Monday, March 11, 2013

On Loneliness

Mark Twain once said that "the worst loneliness is to not be comfortable with yourself."  I think most of us would agree that loneliness is one of the worst feelings in the world.  Solitude is the celebration of being alone; loneliness is being alone when you don't want to be.

We all handle our emotions in different ways, and loneliness is no exception.  Some people eat or exercise, some people watch tv, listen to music, or read.  Still others among us try to resolve loneliness through substitution--by finding someone else to fill the void while what they really want is somewhere else.  A healthy way of doing this is to find a friend to hang out with when our feelings are the most raw.  A good night out with the gal pals often cures me of my worst anxieties.  We find commonality in our emotional experiences, laugh at our own frailities, and lift each other up out of the mud.

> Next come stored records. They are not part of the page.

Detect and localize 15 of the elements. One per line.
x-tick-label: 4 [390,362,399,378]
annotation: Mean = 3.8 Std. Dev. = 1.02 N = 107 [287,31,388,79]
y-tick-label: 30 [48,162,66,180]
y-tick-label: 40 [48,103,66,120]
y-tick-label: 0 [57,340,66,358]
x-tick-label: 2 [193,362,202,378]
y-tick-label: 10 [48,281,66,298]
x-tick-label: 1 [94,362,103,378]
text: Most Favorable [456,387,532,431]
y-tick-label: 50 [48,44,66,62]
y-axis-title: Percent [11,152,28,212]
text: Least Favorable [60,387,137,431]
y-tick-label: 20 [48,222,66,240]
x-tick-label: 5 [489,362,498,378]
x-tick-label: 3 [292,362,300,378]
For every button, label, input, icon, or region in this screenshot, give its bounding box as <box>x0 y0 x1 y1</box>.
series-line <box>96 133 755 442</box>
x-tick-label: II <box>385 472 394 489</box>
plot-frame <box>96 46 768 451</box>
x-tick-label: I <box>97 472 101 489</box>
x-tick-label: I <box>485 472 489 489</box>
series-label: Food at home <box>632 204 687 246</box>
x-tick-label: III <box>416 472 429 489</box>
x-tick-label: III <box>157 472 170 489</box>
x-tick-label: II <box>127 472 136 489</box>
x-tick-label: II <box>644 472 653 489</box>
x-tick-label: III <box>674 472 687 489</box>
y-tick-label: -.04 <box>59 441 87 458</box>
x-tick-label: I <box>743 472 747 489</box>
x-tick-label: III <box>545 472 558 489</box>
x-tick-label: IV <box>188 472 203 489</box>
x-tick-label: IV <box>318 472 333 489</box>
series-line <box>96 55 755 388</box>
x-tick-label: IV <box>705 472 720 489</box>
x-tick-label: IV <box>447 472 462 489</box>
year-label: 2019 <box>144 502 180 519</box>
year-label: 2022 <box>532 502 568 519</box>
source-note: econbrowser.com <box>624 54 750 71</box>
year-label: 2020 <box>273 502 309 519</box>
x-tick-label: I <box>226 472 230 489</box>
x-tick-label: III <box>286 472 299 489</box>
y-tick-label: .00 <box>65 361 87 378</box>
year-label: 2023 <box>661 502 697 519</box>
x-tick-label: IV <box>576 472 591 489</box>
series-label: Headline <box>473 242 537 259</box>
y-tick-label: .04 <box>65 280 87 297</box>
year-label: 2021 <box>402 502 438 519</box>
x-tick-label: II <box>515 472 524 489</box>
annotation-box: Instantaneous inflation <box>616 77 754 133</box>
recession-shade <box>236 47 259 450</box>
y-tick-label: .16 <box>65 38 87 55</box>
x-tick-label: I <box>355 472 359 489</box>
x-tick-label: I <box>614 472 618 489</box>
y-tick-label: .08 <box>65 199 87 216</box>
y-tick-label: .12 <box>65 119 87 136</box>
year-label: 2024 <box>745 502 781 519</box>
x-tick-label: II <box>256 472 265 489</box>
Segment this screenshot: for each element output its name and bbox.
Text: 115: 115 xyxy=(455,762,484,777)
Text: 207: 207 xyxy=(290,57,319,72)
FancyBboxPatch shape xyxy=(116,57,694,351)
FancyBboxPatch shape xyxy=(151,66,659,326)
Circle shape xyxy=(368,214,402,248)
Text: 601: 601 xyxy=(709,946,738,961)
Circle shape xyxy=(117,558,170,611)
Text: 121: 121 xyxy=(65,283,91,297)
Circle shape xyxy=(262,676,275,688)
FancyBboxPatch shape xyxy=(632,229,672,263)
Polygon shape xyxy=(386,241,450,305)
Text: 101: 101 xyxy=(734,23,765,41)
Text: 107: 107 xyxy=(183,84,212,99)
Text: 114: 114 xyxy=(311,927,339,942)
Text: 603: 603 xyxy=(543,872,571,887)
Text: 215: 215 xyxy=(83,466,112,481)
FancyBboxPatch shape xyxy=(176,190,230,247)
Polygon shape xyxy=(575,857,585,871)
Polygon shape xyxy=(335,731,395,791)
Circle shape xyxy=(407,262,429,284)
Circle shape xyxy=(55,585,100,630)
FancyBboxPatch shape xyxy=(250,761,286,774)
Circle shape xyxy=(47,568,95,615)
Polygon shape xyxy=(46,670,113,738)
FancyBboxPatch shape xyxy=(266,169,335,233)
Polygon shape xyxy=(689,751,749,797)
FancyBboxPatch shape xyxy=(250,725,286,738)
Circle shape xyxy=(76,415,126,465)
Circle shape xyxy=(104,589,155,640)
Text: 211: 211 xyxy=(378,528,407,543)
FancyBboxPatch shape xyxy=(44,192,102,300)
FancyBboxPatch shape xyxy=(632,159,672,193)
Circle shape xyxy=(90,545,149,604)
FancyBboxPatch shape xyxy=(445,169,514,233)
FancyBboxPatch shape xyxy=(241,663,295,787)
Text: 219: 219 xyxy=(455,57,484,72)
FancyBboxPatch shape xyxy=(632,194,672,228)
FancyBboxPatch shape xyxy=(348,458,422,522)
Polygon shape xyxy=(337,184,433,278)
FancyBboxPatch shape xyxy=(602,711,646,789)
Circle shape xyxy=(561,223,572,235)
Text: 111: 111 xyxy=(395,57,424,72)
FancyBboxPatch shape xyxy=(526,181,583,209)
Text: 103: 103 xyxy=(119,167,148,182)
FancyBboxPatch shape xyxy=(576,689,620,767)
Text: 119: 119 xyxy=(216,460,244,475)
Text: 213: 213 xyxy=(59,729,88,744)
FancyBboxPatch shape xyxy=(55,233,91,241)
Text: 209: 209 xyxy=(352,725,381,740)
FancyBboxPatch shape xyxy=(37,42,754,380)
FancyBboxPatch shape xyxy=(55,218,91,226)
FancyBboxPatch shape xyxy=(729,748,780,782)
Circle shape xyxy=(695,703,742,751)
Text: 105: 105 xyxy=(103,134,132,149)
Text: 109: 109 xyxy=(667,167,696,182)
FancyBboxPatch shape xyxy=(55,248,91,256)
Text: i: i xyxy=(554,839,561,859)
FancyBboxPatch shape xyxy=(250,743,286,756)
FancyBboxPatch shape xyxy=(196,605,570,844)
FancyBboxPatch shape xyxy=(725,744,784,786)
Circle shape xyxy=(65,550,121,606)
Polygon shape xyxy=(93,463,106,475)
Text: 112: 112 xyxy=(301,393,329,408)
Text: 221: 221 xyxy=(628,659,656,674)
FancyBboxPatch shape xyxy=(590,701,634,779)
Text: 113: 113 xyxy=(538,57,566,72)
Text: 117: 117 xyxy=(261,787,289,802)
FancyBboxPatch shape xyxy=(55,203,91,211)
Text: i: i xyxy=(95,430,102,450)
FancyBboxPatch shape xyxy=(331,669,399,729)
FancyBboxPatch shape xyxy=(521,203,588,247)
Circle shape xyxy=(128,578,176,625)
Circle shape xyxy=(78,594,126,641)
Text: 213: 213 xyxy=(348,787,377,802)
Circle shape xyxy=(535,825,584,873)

But sometimes people choose sex as a mask for loneliness.  They find that being intimate with someone can be a temporary bandage on a wound.  Getting lost in someone else, tangled up in them and the sheets, definitely dulls the pain of loneliness.

But it can have devastating effect on the other person, especially because of the high likelihood that they don't know they're being used as a cover.  In talking with a few dear friends tonight about a friend's experience as the mask, no one would admit that they had engaged in a one-night stand for that very reason.  Still, it went unspoken between the lines.  "I was younger" and "alone" and "selfish" were frequent sentiments.

Being a social scientist...I commenced a survey.  I asked my male friends the question of why a guy would not call back after a sexual encounter on the second formal date (the fifth informal date, if you include working out together on several occasions).  I received back lots of answers, from "he's probably just a jerk" to "maybe he's seeing someone else, too" to "what if he's embarrassed about something."  And yet, they all basically admitted that, at one point or another, they had done the post-sex disappearing act and had felt badly about it.  

As I was talking it over with my bestie, she said that her guy friend had admitted to using a girl once when he was lonely.  And that's when it hit me: that loneliness can make us do some pretty stupid stuff.  Hurtful stuff, even.  Sometimes we hurt ourselves by diving face-first into a pint of Ben & Jerry's, and maybe other times we hurt others by presenting a false front on our emotional state.

A friend once told me that "only after a person has seen themselves at their lowest, most depressed, and vulnerable can they rise to the heights that they are capable of."

So guys (and girls, I suppose!): next time you feel lonely, I challenge you to spend a Friday night alone, with yourself, making friends with the person inside your head.  Grab a spoon, a pint of ice cream, and a cozy blanket to wrap up in.  You might just find that you can turn loneliness into solitude.